Cops and Occupiers
October 25, 2011Student Blogs ArticleAlthough the recent movement to Occupy Wall Street brought together such varied groups as students, activists, war veterans, labor unions, and beyond, the protests failed to attract significant attention until the media began to publish pictures and videos documenting clashes between the protestors and the police. Incidents highlighted by the media from the past few weeks include the now infamous video of white-shirt NYPD officer Anthony Bologna pepper spraying protestors standing behind a mesh police barrier as well as the arrests of more than 700 protestors on the Brooklyn Bridge for traffic violations at the beginning of October.
Some, including the NYPD, argue that much of the controversial footage can be explained by unfair vantage points and circumstances preceding the confrontations. But it is difficult to ignore the NYPD’s reputation for being quick to use force without appropriate provocation. While most of the publicized cases of police brutality recount isolated attempts to bring individual suspects into police custody, the NYPD has a reputation for its inability to adequately respond to protests. In fact, Officer Anthony Bologna had already been the target of lawsuits stemming from his actions during the 2004 Republican National Convention.
The NYPD does have an interest in preventing a riot and preserving peace, but it cannot overstep individual citizens’ constitutional rights in the process. Some compare the Occupy Wall Street protestors’ discontent with that of last spring’s Tea Party movement, which gained momentum in reaction to the new reforms in healthcare. However, the Tea Party never encountered the same violent resistance from police, even when some factions chose to exercise their second amendment rights to the point of militarism. One source notes:
During the height of the tea party movement, there were few confrontations with police. But violent rhetoric was often caught on camera and immediately uploaded onto YouTube. ‘If ballots don’t work, bullets will,’ tea party activist and radio talk show host Joyce Kaufman said at a rally about the midterm elections of 2010.
Last April, Tea Party leaders from Oklahoma City even proposed to create a volunteer militia to “defend their state’s rights against federal infringements.”
Although an NYPD spokesperson defends the use of pepper spray as appropriate and “relatively low on the so-called continuum of force available to [police officers],” something about the response pattern to the recent protests seems scattered and irresponsible. When a police scooter runs over and breaks a National Lawyers Guild legal observer’s leg or a policeman pepper sprays a Fox News reporter and hits his photographer with a nightstick, it is difficult not to question the necessity of such a violent reaction to what has been, for the most part, a civil protest. In the atmosphere of chaos and panic that accompanies a riot, it’s conceivable that a police officer may have to resort to a blanket spray of the crowd or swing his baton to hold a large crowd of people back. However, aside from making the morning commute for Wall Street employees really uncomfortable, and making a mess of Zuccotti Park, the OWS protestors have not inspired chaos or panic, and they have not threatened to use violent means if their demands are not met.

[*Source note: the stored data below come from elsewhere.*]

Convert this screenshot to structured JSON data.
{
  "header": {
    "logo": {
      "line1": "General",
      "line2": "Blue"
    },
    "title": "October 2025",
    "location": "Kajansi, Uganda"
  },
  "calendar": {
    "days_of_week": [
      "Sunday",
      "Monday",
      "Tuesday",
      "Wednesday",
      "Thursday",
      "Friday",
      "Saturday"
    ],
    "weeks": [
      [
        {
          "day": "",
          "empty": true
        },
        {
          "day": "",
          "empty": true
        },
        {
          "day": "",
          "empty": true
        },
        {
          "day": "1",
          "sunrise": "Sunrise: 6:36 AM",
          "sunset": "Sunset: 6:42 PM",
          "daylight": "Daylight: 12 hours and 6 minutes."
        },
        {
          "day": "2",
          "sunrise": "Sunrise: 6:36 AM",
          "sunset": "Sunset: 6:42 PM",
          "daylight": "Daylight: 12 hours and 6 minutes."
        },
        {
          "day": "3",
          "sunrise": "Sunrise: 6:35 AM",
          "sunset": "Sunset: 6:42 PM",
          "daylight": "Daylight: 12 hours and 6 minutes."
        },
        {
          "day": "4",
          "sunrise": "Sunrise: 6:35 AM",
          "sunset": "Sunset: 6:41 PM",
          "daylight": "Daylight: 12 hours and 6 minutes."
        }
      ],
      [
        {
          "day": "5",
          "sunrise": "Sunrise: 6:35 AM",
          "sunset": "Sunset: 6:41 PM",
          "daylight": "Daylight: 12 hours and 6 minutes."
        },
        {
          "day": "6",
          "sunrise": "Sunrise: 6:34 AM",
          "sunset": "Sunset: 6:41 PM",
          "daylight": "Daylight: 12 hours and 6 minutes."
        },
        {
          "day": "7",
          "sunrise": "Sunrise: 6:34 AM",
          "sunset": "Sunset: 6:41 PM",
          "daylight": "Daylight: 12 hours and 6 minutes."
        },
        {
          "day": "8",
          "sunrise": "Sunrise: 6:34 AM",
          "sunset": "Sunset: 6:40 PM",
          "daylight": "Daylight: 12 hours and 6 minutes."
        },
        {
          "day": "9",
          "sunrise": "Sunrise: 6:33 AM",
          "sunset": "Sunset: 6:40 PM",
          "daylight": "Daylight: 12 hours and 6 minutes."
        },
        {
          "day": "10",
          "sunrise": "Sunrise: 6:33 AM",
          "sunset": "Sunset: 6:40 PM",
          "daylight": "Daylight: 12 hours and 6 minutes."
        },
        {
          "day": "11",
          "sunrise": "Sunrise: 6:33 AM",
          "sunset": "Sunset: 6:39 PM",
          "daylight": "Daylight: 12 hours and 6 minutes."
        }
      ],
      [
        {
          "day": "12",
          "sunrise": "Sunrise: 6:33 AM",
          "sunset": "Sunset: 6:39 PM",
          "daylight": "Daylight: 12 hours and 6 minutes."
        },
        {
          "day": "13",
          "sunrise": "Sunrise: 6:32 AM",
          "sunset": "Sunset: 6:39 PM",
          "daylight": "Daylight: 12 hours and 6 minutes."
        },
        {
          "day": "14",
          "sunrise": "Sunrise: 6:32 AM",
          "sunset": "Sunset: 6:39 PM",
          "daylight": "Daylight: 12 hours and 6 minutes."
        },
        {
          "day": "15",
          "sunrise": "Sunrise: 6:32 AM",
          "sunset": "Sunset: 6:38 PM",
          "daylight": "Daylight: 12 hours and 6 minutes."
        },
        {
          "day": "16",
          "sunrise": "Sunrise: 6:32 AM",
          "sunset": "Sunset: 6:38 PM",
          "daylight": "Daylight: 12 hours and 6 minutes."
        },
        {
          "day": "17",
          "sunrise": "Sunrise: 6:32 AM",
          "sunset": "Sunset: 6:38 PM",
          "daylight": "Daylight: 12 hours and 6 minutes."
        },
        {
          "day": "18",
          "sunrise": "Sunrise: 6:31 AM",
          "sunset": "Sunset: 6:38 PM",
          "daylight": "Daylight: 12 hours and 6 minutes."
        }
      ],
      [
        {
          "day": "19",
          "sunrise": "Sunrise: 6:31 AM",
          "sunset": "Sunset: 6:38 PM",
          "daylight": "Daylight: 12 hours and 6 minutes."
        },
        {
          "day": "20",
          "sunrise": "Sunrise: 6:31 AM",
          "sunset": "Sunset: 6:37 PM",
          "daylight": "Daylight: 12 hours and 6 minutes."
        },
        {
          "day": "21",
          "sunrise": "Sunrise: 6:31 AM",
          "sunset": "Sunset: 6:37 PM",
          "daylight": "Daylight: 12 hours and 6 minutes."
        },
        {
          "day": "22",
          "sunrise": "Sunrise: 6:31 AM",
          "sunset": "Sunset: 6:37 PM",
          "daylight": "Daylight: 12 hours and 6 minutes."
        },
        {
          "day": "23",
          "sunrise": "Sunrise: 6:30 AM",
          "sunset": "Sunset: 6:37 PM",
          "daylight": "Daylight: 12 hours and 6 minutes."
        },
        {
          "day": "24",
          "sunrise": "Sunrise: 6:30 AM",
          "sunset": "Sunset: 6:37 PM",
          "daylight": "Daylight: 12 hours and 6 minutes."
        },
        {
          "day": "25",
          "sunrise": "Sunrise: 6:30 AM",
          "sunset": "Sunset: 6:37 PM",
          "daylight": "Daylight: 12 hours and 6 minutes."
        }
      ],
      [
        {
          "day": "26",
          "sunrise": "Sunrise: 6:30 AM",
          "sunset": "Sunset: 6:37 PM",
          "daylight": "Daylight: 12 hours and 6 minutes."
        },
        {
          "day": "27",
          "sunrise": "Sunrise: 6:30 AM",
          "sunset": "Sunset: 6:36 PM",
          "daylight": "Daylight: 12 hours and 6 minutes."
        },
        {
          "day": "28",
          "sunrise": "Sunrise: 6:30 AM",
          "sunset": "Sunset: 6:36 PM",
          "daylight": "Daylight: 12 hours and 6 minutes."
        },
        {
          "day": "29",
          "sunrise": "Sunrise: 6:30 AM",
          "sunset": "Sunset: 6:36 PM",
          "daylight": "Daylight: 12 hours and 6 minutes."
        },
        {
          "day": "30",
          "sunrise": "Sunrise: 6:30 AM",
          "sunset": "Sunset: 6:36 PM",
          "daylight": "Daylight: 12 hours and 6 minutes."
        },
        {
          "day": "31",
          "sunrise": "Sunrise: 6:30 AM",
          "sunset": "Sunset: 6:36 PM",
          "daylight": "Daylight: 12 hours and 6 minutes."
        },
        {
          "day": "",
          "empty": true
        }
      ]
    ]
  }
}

Furthermore, during the early days of the protest, the NYPD relied on an arcane 150-year-old New York statute outlawing the use of masks to arrest protestors. Based on the response pattern to the protests so far, the NYPD’s main purpose seems to be to shut down the movement by any means possible, when their goal, initially at least, should have been to monitor the protests. This boils down to the NYPD’s apparent lack of an adequate response plan to protests. Although the NYPD routinely uses pepper spray for disorder control, an “independent city agency that investigates accusations of police abuse said that about 400 people had complained, many from out of state” as a result of videos and photographs that have been released during the protests. What is an appropriate law enforcement response to non-violent demonstration? Maybe the NYPD could rethink their approach by seriously considering these complaints, or by using a liaison to initiate a dialogue with the protestors to ease some of the hostility. And protestors could benefit from a conversation with the police as well, to ensure that the movement isn’t overshadowed or misinterpreted as an adversarial movement against law enforcement.